Not sure if it's a Key Stroke issue, but you quoted 4096MB, that's a humungous Image File.

Try keeping the Image size down below 4000KB's, I seem to have no issue when Posting at around 350 to 500 KB's per file size.

I use a piece of software called On One Image Sizer to pull the Original Image, Often 30 to 50 MB down to the right size.

Another issue is ensure the Image is sRGB format, if you Post Images in any other Format the Colour will not render right on CR.


----------



## eml58 (Jul 20, 2013)

rogerb said:


> can anyone give a quick "how to" on posting photos here? thanks



Get your Original Image down to a size +/- 500KB

Have it on your desk top or in a file easy to find

enter your written info in the Box where this info is going.

Below the Box is the "Attachments" Option, click 

Click "Choose File" which will show you your Files etc for selection

Click the File you want to Post

Hit Preview, to Preview

Hit Post

Depending on File size, takes a few seconds and away it goes.

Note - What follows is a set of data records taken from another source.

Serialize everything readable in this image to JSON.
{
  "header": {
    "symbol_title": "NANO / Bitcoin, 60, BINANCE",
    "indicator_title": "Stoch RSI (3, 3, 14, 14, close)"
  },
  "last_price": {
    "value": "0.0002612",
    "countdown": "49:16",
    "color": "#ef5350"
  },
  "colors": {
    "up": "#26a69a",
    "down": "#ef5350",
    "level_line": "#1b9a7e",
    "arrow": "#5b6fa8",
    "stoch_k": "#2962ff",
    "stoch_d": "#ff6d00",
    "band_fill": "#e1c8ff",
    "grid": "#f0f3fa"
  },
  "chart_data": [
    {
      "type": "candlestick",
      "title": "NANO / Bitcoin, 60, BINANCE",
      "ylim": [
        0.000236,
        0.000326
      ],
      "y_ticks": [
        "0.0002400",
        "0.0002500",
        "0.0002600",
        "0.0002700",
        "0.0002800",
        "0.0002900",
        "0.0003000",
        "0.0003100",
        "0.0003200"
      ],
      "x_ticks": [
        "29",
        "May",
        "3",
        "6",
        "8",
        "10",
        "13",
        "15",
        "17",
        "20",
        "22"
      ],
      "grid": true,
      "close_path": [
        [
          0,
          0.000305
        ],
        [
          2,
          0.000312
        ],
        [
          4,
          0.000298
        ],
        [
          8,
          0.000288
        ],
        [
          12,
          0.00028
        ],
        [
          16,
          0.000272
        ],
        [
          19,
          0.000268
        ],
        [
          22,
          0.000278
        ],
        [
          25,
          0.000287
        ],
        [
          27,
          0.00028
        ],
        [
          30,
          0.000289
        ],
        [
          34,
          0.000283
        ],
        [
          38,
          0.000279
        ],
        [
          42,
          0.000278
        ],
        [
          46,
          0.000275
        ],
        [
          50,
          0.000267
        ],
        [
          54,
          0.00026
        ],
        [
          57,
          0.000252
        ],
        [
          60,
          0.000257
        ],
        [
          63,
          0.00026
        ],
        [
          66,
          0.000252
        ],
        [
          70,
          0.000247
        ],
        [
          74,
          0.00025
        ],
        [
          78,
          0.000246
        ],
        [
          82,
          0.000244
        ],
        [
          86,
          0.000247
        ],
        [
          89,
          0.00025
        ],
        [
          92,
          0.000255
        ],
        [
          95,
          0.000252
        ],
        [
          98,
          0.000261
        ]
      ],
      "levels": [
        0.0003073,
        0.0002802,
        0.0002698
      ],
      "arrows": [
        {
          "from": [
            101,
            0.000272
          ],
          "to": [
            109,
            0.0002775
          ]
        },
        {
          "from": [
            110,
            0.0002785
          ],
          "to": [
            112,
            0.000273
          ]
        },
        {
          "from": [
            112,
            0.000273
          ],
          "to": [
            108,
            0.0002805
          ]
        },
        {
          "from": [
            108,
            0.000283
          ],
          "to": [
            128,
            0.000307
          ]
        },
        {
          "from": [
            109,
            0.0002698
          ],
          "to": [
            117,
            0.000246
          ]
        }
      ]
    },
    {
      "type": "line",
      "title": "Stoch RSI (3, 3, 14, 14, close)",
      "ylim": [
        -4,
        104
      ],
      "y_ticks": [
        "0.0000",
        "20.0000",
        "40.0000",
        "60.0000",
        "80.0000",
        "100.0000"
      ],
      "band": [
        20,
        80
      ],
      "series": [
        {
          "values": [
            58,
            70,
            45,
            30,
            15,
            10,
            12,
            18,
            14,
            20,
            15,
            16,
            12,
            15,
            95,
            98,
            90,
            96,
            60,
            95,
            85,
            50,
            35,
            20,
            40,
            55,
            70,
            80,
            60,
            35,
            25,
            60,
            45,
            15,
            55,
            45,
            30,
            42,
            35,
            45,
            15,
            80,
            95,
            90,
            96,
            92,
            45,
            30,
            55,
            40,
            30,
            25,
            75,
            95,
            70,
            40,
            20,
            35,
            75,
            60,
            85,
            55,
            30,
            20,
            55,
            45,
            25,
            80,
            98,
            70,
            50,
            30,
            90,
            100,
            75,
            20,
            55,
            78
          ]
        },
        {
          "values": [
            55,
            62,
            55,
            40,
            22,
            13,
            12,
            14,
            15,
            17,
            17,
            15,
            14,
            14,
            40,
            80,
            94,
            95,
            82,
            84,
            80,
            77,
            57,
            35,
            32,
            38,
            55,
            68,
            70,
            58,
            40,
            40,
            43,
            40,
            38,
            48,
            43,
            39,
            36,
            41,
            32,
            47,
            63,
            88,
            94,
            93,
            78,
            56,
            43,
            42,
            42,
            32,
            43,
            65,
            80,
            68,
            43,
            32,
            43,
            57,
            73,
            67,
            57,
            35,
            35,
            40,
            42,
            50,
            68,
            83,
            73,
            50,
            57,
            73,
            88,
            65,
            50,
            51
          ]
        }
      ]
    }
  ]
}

Important, Convert your Image Files to sRGB Format, RGB1988 or other Adobe type File Formats will not render colour well on CR, sRGB seems the best Format.


----------



## rpt (Jul 20, 2013)

rogerb said:


> can anyone give a quick "how to" on posting photos here? thanks


I did on the 6D thread in a reply to your unsuccessful post.


----------



## rogerb (Jul 20, 2013)

thank you rpt and eml58.


----------



## rpt (Jul 20, 2013)

rogerb said:


> thank you rpt and eml58.


Any day


----------